Sicilia: fissati i tetti. Ora la spesa farmaceutica deve calare

La Sicilia spende davvero troppo per alcuni farmaci, rispetto alla media nazionale. Lo riporta il Giornale di Sicilia online che segnala come dal rapporto Osmed relativo al periodo gennaio-settembre 2012, la Sicilia risulti essere la regione con la spesa farmaceutica convenzionata di classe A più elevata.
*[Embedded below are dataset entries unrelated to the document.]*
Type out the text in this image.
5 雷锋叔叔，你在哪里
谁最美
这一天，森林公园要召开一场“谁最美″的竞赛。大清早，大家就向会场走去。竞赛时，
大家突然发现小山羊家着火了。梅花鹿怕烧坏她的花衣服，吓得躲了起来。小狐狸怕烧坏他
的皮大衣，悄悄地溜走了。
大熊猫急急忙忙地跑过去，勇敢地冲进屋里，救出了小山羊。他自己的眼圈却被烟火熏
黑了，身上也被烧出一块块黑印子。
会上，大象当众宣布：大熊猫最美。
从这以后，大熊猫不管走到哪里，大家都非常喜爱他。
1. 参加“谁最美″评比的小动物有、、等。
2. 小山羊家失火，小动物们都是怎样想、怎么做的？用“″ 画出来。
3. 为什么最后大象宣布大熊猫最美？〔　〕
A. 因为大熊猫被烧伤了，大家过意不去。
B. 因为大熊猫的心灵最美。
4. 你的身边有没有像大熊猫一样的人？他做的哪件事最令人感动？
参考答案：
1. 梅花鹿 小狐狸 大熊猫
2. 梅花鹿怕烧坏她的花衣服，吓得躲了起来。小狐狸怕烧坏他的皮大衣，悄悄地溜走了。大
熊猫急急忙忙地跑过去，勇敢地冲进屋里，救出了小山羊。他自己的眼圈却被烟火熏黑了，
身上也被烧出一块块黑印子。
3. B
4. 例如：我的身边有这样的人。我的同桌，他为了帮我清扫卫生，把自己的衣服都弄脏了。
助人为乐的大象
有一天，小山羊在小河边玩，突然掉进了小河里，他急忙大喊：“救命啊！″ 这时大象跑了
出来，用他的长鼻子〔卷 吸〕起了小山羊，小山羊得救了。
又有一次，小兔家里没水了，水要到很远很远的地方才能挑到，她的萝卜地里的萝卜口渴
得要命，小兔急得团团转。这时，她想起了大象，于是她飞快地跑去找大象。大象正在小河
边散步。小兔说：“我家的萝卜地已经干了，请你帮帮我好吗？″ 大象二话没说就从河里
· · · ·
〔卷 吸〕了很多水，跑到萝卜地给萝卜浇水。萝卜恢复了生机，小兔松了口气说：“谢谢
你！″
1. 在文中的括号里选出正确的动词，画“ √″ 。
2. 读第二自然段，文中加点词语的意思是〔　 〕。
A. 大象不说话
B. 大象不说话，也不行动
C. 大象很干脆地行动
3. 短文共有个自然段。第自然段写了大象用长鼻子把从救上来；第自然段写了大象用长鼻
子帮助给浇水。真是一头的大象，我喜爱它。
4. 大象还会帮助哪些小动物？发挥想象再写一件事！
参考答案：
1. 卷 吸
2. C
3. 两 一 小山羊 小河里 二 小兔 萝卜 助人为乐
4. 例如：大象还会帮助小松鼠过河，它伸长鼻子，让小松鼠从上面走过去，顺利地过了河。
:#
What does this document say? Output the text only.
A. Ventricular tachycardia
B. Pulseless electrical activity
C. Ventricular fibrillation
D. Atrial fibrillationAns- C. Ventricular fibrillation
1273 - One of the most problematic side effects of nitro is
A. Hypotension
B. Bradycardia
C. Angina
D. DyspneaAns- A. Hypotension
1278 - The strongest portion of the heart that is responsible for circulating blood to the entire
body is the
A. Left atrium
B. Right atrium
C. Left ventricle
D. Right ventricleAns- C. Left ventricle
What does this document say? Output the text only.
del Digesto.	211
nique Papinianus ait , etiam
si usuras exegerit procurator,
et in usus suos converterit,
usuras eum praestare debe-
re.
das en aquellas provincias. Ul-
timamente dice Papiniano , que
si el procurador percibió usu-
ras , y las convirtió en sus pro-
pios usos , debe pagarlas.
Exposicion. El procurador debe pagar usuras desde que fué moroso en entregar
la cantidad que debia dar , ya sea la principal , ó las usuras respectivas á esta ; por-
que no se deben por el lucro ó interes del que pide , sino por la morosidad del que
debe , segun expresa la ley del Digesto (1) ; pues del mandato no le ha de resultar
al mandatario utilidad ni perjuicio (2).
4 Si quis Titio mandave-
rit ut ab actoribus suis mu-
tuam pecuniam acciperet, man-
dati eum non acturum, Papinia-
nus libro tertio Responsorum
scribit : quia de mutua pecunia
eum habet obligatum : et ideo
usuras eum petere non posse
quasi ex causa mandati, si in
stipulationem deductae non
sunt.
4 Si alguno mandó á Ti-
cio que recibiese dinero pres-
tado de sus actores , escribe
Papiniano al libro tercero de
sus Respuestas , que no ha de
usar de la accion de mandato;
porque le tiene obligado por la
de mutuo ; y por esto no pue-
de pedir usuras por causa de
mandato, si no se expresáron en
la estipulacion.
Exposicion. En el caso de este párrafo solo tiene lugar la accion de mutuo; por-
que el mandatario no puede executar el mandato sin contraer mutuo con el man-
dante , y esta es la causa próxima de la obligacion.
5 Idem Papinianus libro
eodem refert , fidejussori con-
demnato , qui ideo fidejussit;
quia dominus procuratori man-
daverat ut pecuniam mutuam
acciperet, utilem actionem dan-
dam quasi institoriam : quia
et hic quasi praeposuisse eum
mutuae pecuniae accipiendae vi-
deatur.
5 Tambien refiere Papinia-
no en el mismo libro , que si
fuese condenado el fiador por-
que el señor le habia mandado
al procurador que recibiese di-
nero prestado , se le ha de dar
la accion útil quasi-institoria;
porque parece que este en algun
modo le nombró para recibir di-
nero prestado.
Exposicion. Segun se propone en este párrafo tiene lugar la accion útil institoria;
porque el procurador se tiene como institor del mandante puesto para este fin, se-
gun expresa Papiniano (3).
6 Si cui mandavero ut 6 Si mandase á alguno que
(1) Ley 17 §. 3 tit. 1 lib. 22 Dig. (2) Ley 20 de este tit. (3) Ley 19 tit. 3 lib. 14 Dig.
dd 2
In particolare per queste 7 categorie di farmaci: antidiabetici, antibatterici per uso sistemico, sostanze ad azione sul sistema renina-angiotensina e quelle modificatrici dei lipidi, i farmaci per il trattamento delle malattie delle ossa, per i disturbi ostruttivi delle vie respiratorie e inibitori della pompa acida, la spesa complessiva è stata di circa 680 milioni di euro. Obiettivo del governo Crocetta è contenere i costi e rispettare i tetti di budget imposti dal decreto dell’assessore alla Salute Lucia Borsellino: per il 2013 si devono risparmiare almeno 54 milioni di Euro, facendo scendere questa voce di spesa a 622 milioni. La strategia dell’assessore (vedi Farmacista33 del 13 marzo) è quella di imporre alle aziende sanitarie provinciali (Asp) più controlli sulle prescrizioni per rispettare «specifici obiettivi per il triennio 2013-2015, sia in ambito regionale che a livello di ciascuna Asp, in termini di spesa per ciascuna delle categorie». Entro il 2015, infatti, la spesa per i farmaci si dovrà ridurre di almeno 134 milioni, riportando il costo totale, per le sette tipologie di farmaci, a 542 milioni di euro. Le Asp devono procedere con una verifica mensile dei parametri di spesa e la redazione di un report, da trasmettere ai medici prescrittori, sulle categorie di farmaci con l'eventuale scostamento dei consumi rispetto ai parametri cui devono attenersi.